In The Business of Sharing, Alex Stephany provides a very accurate and clear description of everything that is happening within the realm of the sharing economy. He explains how the sharing economy is disrupting many core industries: financial services, transportation, and media, to name a few, and how the established institutions within these sectors, plus the governments, are reacting to this trend. We’d be surprised to know that across the different industries, the corporate reaction has been very different from one area to another, with taxi companies and hotel chains generally reacting in a defensive, reactive manner, as we’ve seen with all the legal claims brought against companies like AirBnB and Uber.

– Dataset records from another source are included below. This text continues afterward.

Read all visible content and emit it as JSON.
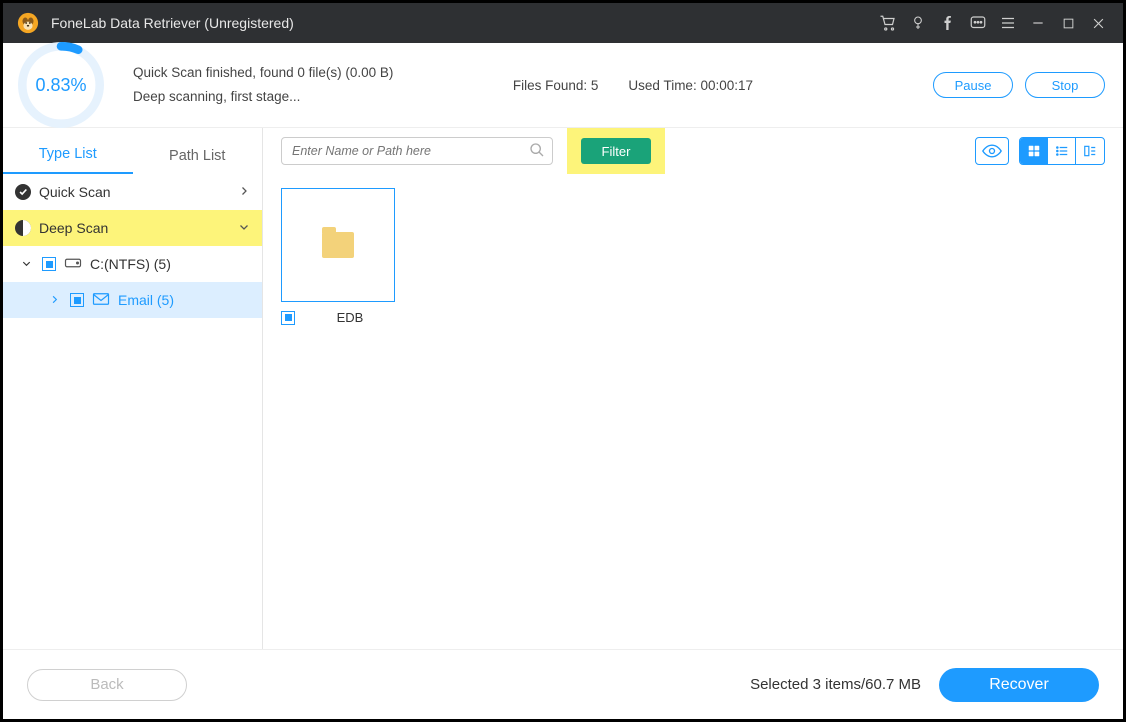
{
  "title": "FoneLab Data Retriever (Unregistered)",
  "status": {
    "percent": "0.83%",
    "line1": "Quick Scan finished, found 0 file(s) (0.00  B)",
    "line2": "Deep scanning, first stage...",
    "files_found_label": "Files Found: 5",
    "used_time_label": "Used Time: 00:00:17",
    "pause": "Pause",
    "stop": "Stop"
  },
  "sidebar": {
    "tab_type": "Type List",
    "tab_path": "Path List",
    "quick_scan": "Quick Scan",
    "deep_scan": "Deep Scan",
    "drive": "C:(NTFS) (5)",
    "email": "Email (5)"
  },
  "toolbar": {
    "search_placeholder": "Enter Name or Path here",
    "filter": "Filter"
  },
  "grid": {
    "item0_label": "EDB"
  },
  "footer": {
    "back": "Back",
    "selected": "Selected 3 items/60.7 MB",
    "recover": "Recover"
  }
}
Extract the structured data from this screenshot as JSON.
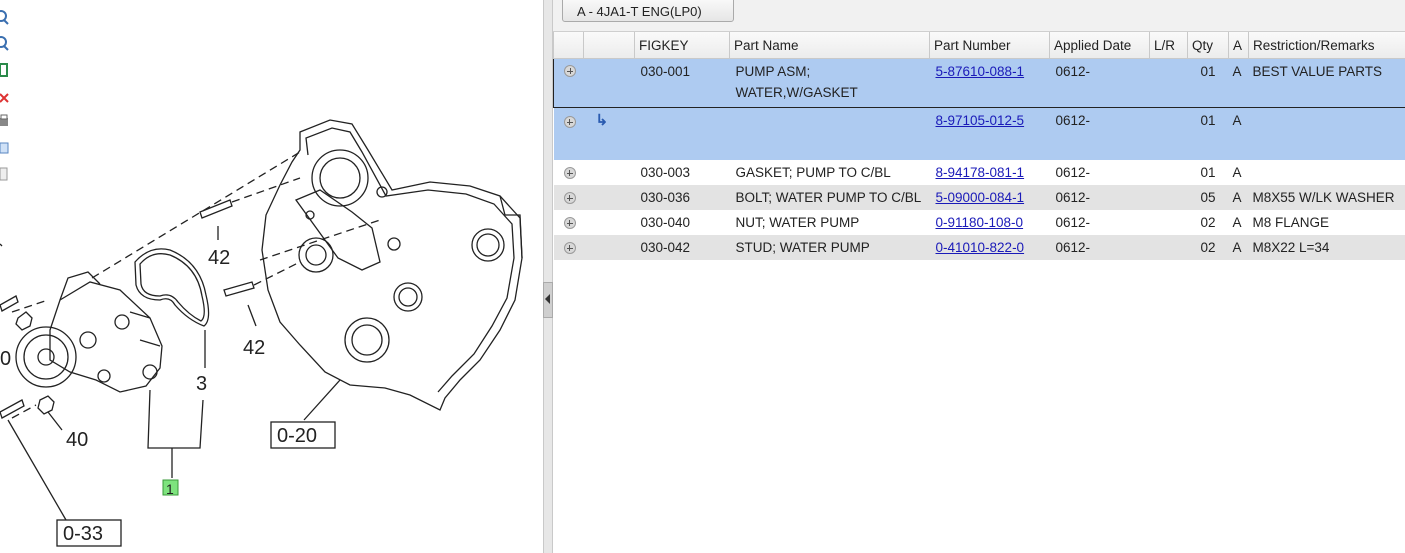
{
  "diagram": {
    "callouts": [
      "42",
      "42",
      "3",
      "40",
      "0",
      "0-20",
      "1",
      "0-33"
    ]
  },
  "tab": {
    "label": "A - 4JA1-T ENG(LP0)"
  },
  "table": {
    "headers": [
      "",
      "",
      "FIGKEY",
      "Part Name",
      "Part Number",
      "Applied Date",
      "L/R",
      "Qty",
      "A",
      "Restriction/Remarks"
    ],
    "rows": [
      {
        "figkey": "030-001",
        "name_line1": "PUMP ASM;",
        "name_line2": "WATER,W/GASKET",
        "part_number": "5-87610-088-1",
        "applied_date": "0612-",
        "lr": "",
        "qty": "01",
        "a": "A",
        "remarks": "BEST VALUE PARTS"
      },
      {
        "figkey": "",
        "name": "",
        "part_number": "8-97105-012-5",
        "applied_date": "0612-",
        "lr": "",
        "qty": "01",
        "a": "A",
        "remarks": ""
      },
      {
        "figkey": "030-003",
        "name": "GASKET; PUMP TO C/BL",
        "part_number": "8-94178-081-1",
        "applied_date": "0612-",
        "lr": "",
        "qty": "01",
        "a": "A",
        "remarks": ""
      },
      {
        "figkey": "030-036",
        "name": "BOLT; WATER PUMP TO C/BL",
        "part_number": "5-09000-084-1",
        "applied_date": "0612-",
        "lr": "",
        "qty": "05",
        "a": "A",
        "remarks": "M8X55 W/LK WASHER"
      },
      {
        "figkey": "030-040",
        "name": "NUT; WATER PUMP",
        "part_number": "0-91180-108-0",
        "applied_date": "0612-",
        "lr": "",
        "qty": "02",
        "a": "A",
        "remarks": "M8 FLANGE"
      },
      {
        "figkey": "030-042",
        "name": "STUD; WATER PUMP",
        "part_number": "0-41010-822-0",
        "applied_date": "0612-",
        "lr": "",
        "qty": "02",
        "a": "A",
        "remarks": "M8X22 L=34"
      }
    ]
  },
  "colors": {
    "selected_row": "#aecbf1",
    "alt_row": "#e3e3e3",
    "link": "#1a1ab8",
    "callout_highlight": "#7ee37e"
  }
}
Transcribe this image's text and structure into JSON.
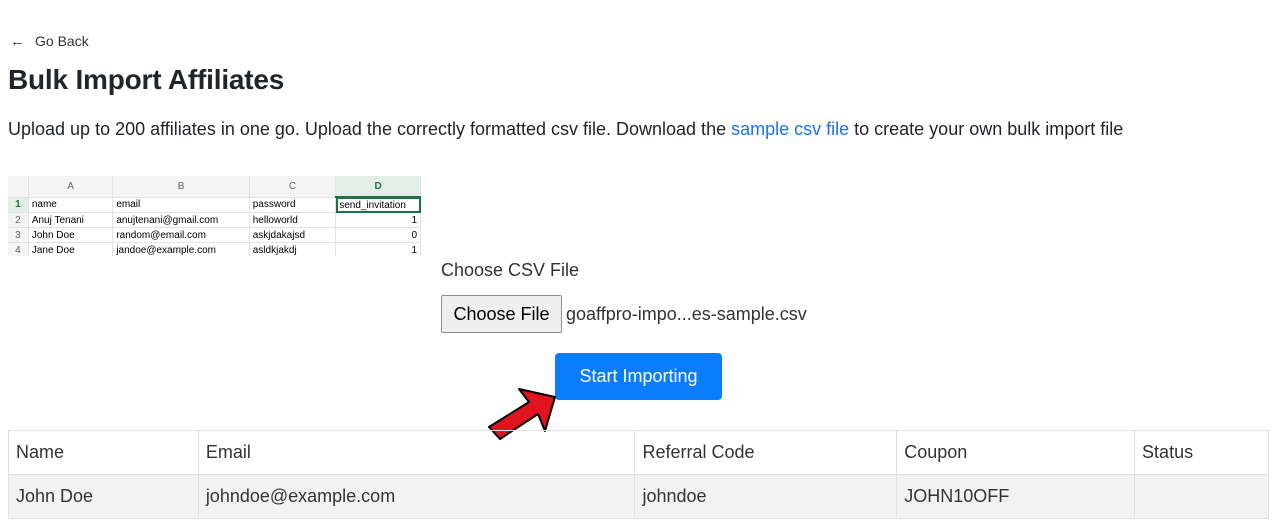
{
  "nav": {
    "back_label": "Go Back"
  },
  "page": {
    "title": "Bulk Import Affiliates",
    "description_before": "Upload up to 200 affiliates in one go. Upload the correctly formatted csv file. Download the ",
    "description_link": "sample csv file",
    "description_after": " to create your own bulk import file"
  },
  "sample_sheet": {
    "columns": [
      "A",
      "B",
      "C",
      "D"
    ],
    "rows": [
      {
        "n": "1",
        "cells": [
          "name",
          "email",
          "password",
          "send_invitation"
        ]
      },
      {
        "n": "2",
        "cells": [
          "Anuj Tenani",
          "anujtenani@gmail.com",
          "helloworld",
          "1"
        ]
      },
      {
        "n": "3",
        "cells": [
          "John Doe",
          "random@email.com",
          "askjdakajsd",
          "0"
        ]
      },
      {
        "n": "4",
        "cells": [
          "Jane Doe",
          "jandoe@example.com",
          "asldkjakdj",
          "1"
        ]
      }
    ]
  },
  "upload": {
    "label": "Choose CSV File",
    "button_label": "Choose File",
    "file_name": "goaffpro-impo...es-sample.csv",
    "start_label": "Start Importing"
  },
  "table": {
    "headers": [
      "Name",
      "Email",
      "Referral Code",
      "Coupon",
      "Status"
    ],
    "rows": [
      [
        "John Doe",
        "johndoe@example.com",
        "johndoe",
        "JOHN10OFF",
        ""
      ]
    ]
  },
  "colors": {
    "primary": "#0a7cff",
    "link": "#1a73e8",
    "pointer_arrow": "#e0141e",
    "sheet_accent": "#1e7145"
  },
  "icons": {
    "back": "left-arrow-icon",
    "pointer": "red-pointer-arrow-icon"
  }
}
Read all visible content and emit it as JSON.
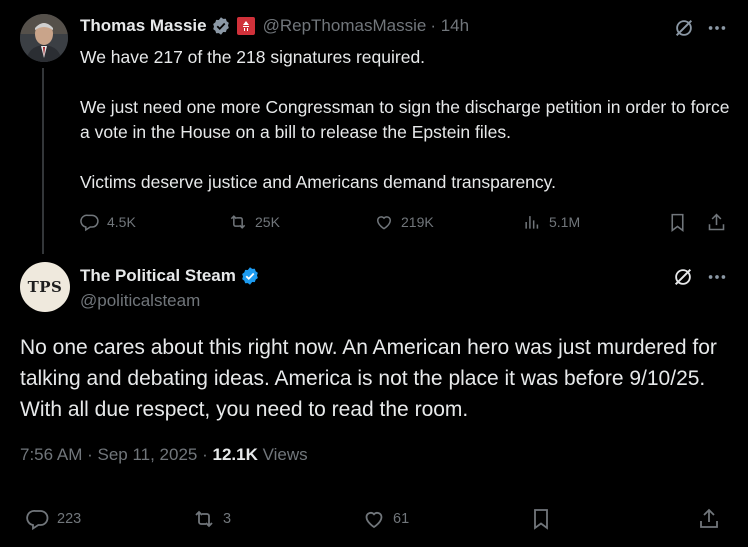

On the other hand, automotive companies are reacting proactively, with Ford Chairman Bill Ford creating a venture capital fund focused exclusively on innovative solutions for mobility, Daimler creating Car2Go, its own car sharing service, and BMW becoming an investor in ventures such as JustPark, which facilitates the sharing of parking spaces in driveways and other locations, and it’s headed by author Alex Stephany as CEO. Throughout the book, we can see how access to capital is also being democratized by crowdfunding engines such as Indiegogo and Kickstarter, in which people have successfully come together for a common cause and made it possible, offering an alternative to the traditional and more complicated to navigate financing alternatives. He also describes worldwide movements like the one initiated by Rachel Botsman, the founder of Collaborative Consumption and one of the most recognised voices in the sharing economy, and OUIShare, which also aims to “connect the collaborative economy”.
Stephany offers an outlook of what we can expect for the sharing economy in the upcoming years, and tells us that, as a conclusion, we can count on that the sharing economy is here to stay: “The sharing economy is changing the rules of business. Why pay a lot to own a hedge trimmer you use twice a year? Why not pay a little to borrow someone else’s? Why leave your driveway empty all day while you’re at work? Why not charge someone to share it while you’re not using it? And, if your business is selling hedge trimmers or parking – or anything else people can share – what do you do about it?”
Overall, an outstanding, comprehensive compilation of everything that is happening within the sharing economy, complemented with engaging insights and mind-opening interviews that can help us incorporate the sharing economy to increase the quality of our lives.